REGULATION OF VITAMIN E CONCENTRATIONS BY TRAFFICKING AND METABOLISM

Vitamin E supplied in the diet is in relatively low concentrations, especially compared with amounts in supplements, and dietary vitamin E from plants is usually present in multiple vitamin E forms. When these low dietary amounts are absorbed and reach the liver, α-TTP facilitates α-tocopherol resection into plasma, while non-α-tocopherols are metabolized to CEHCs and excreted. Thus, as indicated in, prolonged, low intake of α-tocopherol can be associated with apparently adequate plasma α-tocopherol concentrations, as a result of the α-TTP salvage mechanism. Moreover, oxidative stress can increase the α-TTP gene expression, suggesting that hepatic α-TTP may increase with deficiency.

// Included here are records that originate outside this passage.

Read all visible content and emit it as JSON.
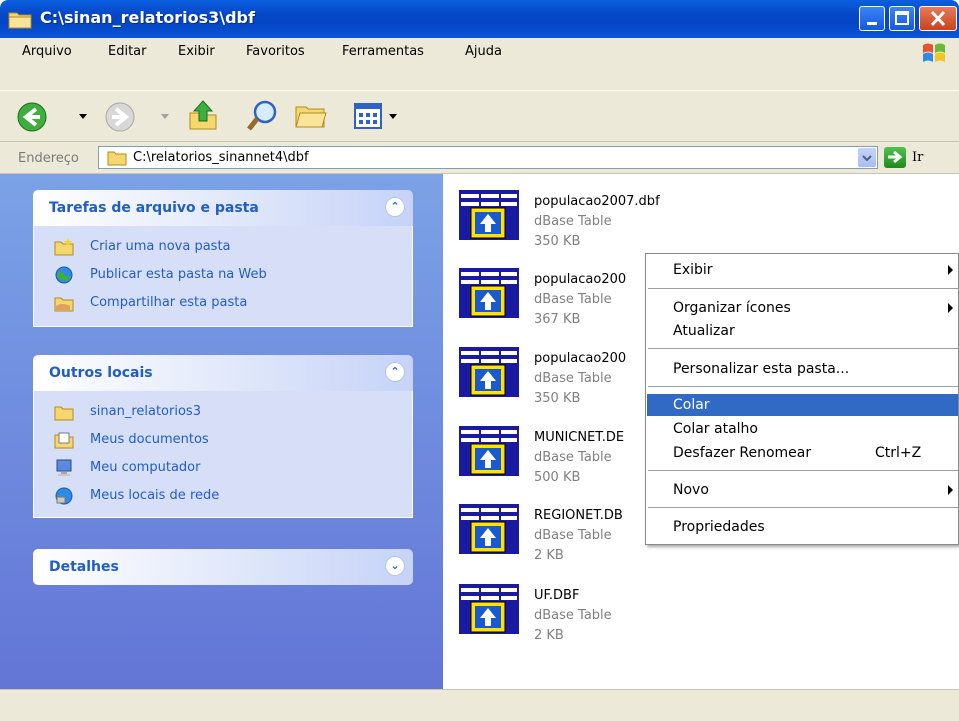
{
  "window": {
    "title": "C:\\sinan_relatorios3\\dbf"
  },
  "menubar": {
    "items": [
      "Arquivo",
      "Editar",
      "Exibir",
      "Favoritos",
      "Ferramentas",
      "Ajuda"
    ]
  },
  "address": {
    "label": "Endereço",
    "value": "C:\\relatorios_sinannet4\\dbf",
    "go_label": "Ir"
  },
  "taskpane": {
    "tasks": {
      "title": "Tarefas de arquivo e pasta",
      "links": [
        "Criar uma nova pasta",
        "Publicar esta pasta na Web",
        "Compartilhar esta pasta"
      ]
    },
    "other": {
      "title": "Outros locais",
      "links": [
        "sinan_relatorios3",
        "Meus documentos",
        "Meu computador",
        "Meus locais de rede"
      ]
    },
    "details": {
      "title": "Detalhes"
    }
  },
  "files": [
    {
      "name": "populacao2007.dbf",
      "type": "dBase Table",
      "size": "350 KB"
    },
    {
      "name": "populacao200",
      "type": "dBase Table",
      "size": "367 KB"
    },
    {
      "name": "populacao200",
      "type": "dBase Table",
      "size": "350 KB"
    },
    {
      "name": "MUNICNET.DE",
      "type": "dBase Table",
      "size": "500 KB"
    },
    {
      "name": "REGIONET.DB",
      "type": "dBase Table",
      "size": "2 KB"
    },
    {
      "name": "UF.DBF",
      "type": "dBase Table",
      "size": "2 KB"
    }
  ],
  "context_menu": {
    "exibir": "Exibir",
    "organizar": "Organizar ícones",
    "atualizar": "Atualizar",
    "personalizar": "Personalizar esta pasta...",
    "colar": "Colar",
    "colar_atalho": "Colar atalho",
    "desfazer": "Desfazer Renomear",
    "desfazer_shortcut": "Ctrl+Z",
    "novo": "Novo",
    "propriedades": "Propriedades"
  },
  "colors": {
    "selection": "#316ac5",
    "link": "#215dc6",
    "titlebar": "#0546c6"
  }
}
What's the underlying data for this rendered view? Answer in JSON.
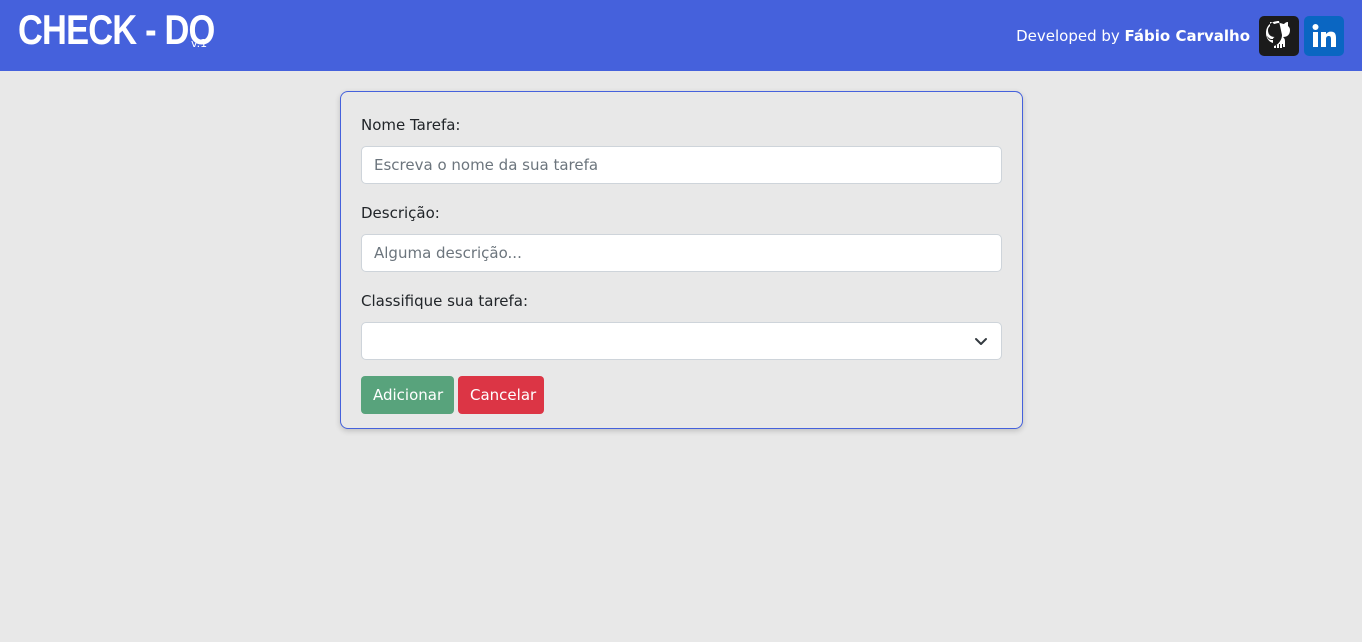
{
  "header": {
    "title": "CHECK - DO",
    "version": "v.1",
    "developed_by": "Developed by",
    "author": "Fábio Carvalho",
    "icons": [
      "github-icon",
      "linkedin-icon"
    ]
  },
  "form": {
    "name_label": "Nome Tarefa:",
    "name_placeholder": "Escreva o nome da sua tarefa",
    "desc_label": "Descrição:",
    "desc_placeholder": "Alguma descrição...",
    "class_label": "Classifique sua tarefa:",
    "class_value": ""
  },
  "buttons": {
    "add": "Adicionar",
    "cancel": "Cancelar"
  },
  "colors": {
    "navbar": "#4561dc",
    "add_button": "#58a37c",
    "cancel_button": "#dc3545"
  }
}
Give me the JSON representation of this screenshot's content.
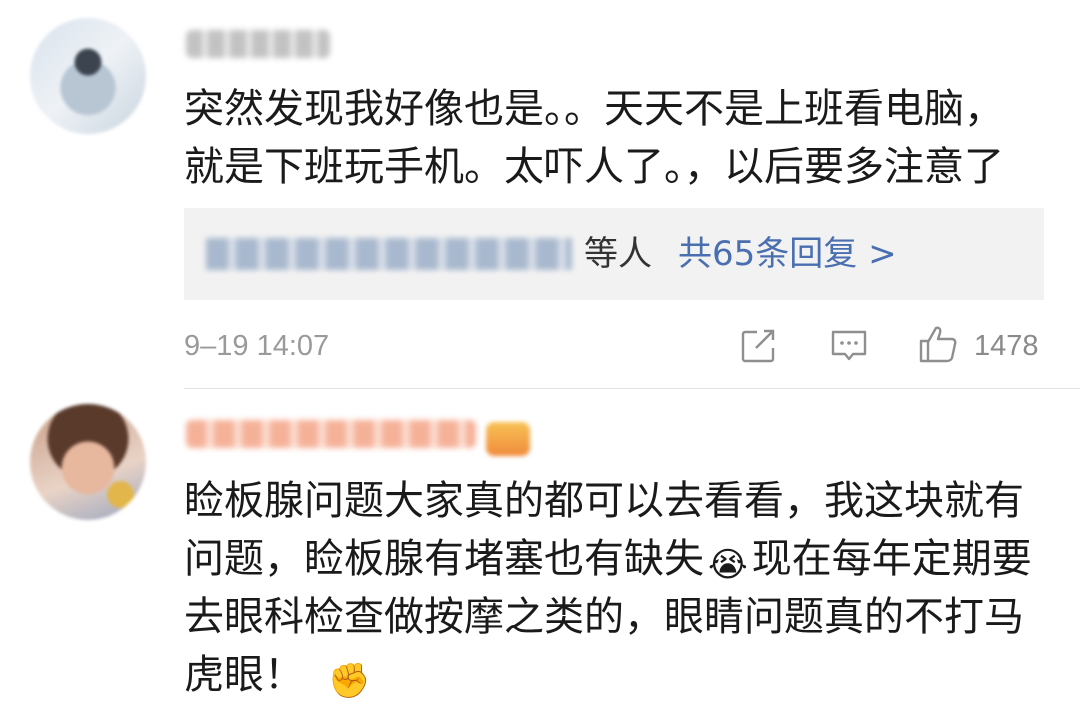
{
  "comments": [
    {
      "text_lines": [
        "突然发现我好像也是。。天天不是上班看电脑，",
        "就是下班玩手机。太吓人了。，以后要多注意了"
      ],
      "replies": {
        "suffix": "等人",
        "count_label": "共65条回复 >"
      },
      "timestamp": "9–19 14:07",
      "like_count": "1478"
    },
    {
      "text_lines": [
        "睑板腺问题大家真的都可以去看看，我这块就有",
        "问题，睑板腺有堵塞也有缺失",
        "现在每年定期要",
        "去眼科检查做按摩之类的，眼睛问题真的不打马",
        "虎眼！"
      ],
      "emojis": [
        "😭",
        "✊"
      ]
    }
  ],
  "icons": {
    "share": "share-icon",
    "comment": "comment-icon",
    "like": "thumbs-up-icon"
  },
  "colors": {
    "link": "#4a6fb0",
    "meta": "#9a9a9a",
    "reply_bg": "#f2f2f2"
  }
}
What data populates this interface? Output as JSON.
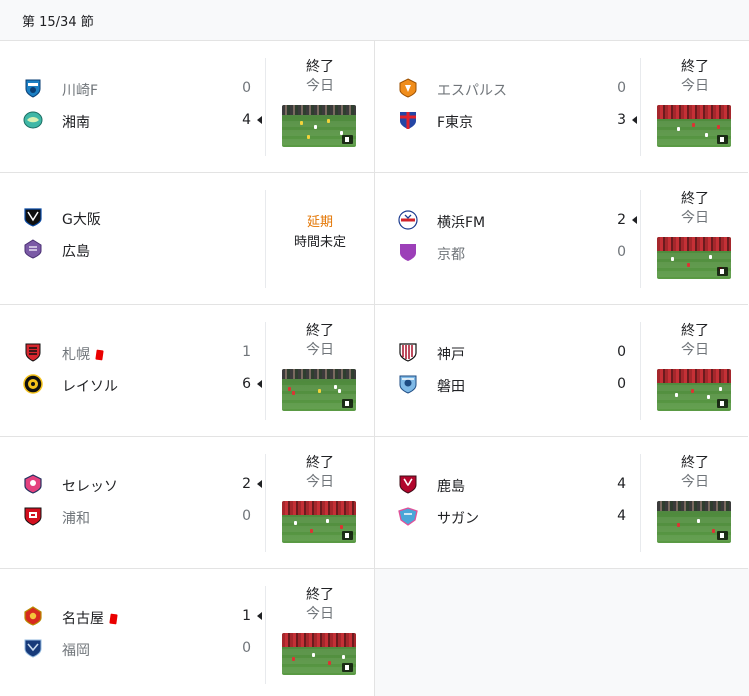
{
  "header": {
    "title": "第 15/34 節"
  },
  "status_labels": {
    "ended": "終了",
    "today": "今日",
    "postponed": "延期",
    "undecided": "時間未定"
  },
  "matches": [
    {
      "home": {
        "name": "川崎F",
        "score": "0",
        "result": "lose",
        "red_card": false,
        "logo": "kawasaki-frontale-logo"
      },
      "away": {
        "name": "湘南",
        "score": "4",
        "result": "win",
        "red_card": false,
        "logo": "shonan-bellmare-logo"
      },
      "status": "ended",
      "video": true
    },
    {
      "home": {
        "name": "エスパルス",
        "score": "0",
        "result": "lose",
        "red_card": false,
        "logo": "shimizu-spulse-logo"
      },
      "away": {
        "name": "F東京",
        "score": "3",
        "result": "win",
        "red_card": false,
        "logo": "fc-tokyo-logo"
      },
      "status": "ended",
      "video": true
    },
    {
      "home": {
        "name": "G大阪",
        "score": "",
        "result": "normal",
        "red_card": false,
        "logo": "gamba-osaka-logo"
      },
      "away": {
        "name": "広島",
        "score": "",
        "result": "normal",
        "red_card": false,
        "logo": "sanfrecce-hiroshima-logo"
      },
      "status": "postponed",
      "video": false
    },
    {
      "home": {
        "name": "横浜FM",
        "score": "2",
        "result": "win",
        "red_card": false,
        "logo": "yokohama-fmarinos-logo"
      },
      "away": {
        "name": "京都",
        "score": "0",
        "result": "lose",
        "red_card": false,
        "logo": "kyoto-sanga-logo"
      },
      "status": "ended",
      "video": true
    },
    {
      "home": {
        "name": "札幌",
        "score": "1",
        "result": "lose",
        "red_card": true,
        "logo": "consadole-sapporo-logo"
      },
      "away": {
        "name": "レイソル",
        "score": "6",
        "result": "win",
        "red_card": false,
        "logo": "kashiwa-reysol-logo"
      },
      "status": "ended",
      "video": true
    },
    {
      "home": {
        "name": "神戸",
        "score": "0",
        "result": "normal",
        "red_card": false,
        "logo": "vissel-kobe-logo"
      },
      "away": {
        "name": "磐田",
        "score": "0",
        "result": "normal",
        "red_card": false,
        "logo": "jubilo-iwata-logo"
      },
      "status": "ended",
      "video": true
    },
    {
      "home": {
        "name": "セレッソ",
        "score": "2",
        "result": "win",
        "red_card": false,
        "logo": "cerezo-osaka-logo"
      },
      "away": {
        "name": "浦和",
        "score": "0",
        "result": "lose",
        "red_card": false,
        "logo": "urawa-reds-logo"
      },
      "status": "ended",
      "video": true
    },
    {
      "home": {
        "name": "鹿島",
        "score": "4",
        "result": "normal",
        "red_card": false,
        "logo": "kashima-antlers-logo"
      },
      "away": {
        "name": "サガン",
        "score": "4",
        "result": "normal",
        "red_card": false,
        "logo": "sagan-tosu-logo"
      },
      "status": "ended",
      "video": true
    },
    {
      "home": {
        "name": "名古屋",
        "score": "1",
        "result": "win",
        "red_card": true,
        "logo": "nagoya-grampus-logo"
      },
      "away": {
        "name": "福岡",
        "score": "0",
        "result": "lose",
        "red_card": false,
        "logo": "avispa-fukuoka-logo"
      },
      "status": "ended",
      "video": true
    }
  ],
  "colors": {
    "text": "#202124",
    "muted": "#70757a",
    "postponed": "#e37400",
    "red_card": "#ea0000"
  }
}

Importantly, with high α-tocopherol administration e.g., 400 IU supplements, the liver secretion of α-tocopherol becomes limiting, plasma concentrations do not increase more than 2-4-fold, and xenobiotic metabolism is observed with high levels of circulating α-CEHC and high urinary α-CEHC excretion. Studies in rats administered vitamin E by subcutaneous injection with 40-fold increases in a hepatic α-tocopherol show that hepatic α-TTP, CYP4F2, and sult1 gene are unchanged, while xenobiotic efflux transporters are upregulated and influx transporters downregulated. It should be noted that the vitamin E-related substrates for the sulfotransferase and the transporters are unknown; the transporters are not involved in lipoprotein uptake. The net effect of these processes is, in the face of a high influx of α-tocopherol into the liver, to limit circulating α-tocopherol to a 2- to 4-fold increase, to increase α-CEHC excretion in urine, and potentially to increase both α-tocopherol and α-CEHC excretion in bile and thereby limit the delivery of α-tocopherol to extrahepatic tissues.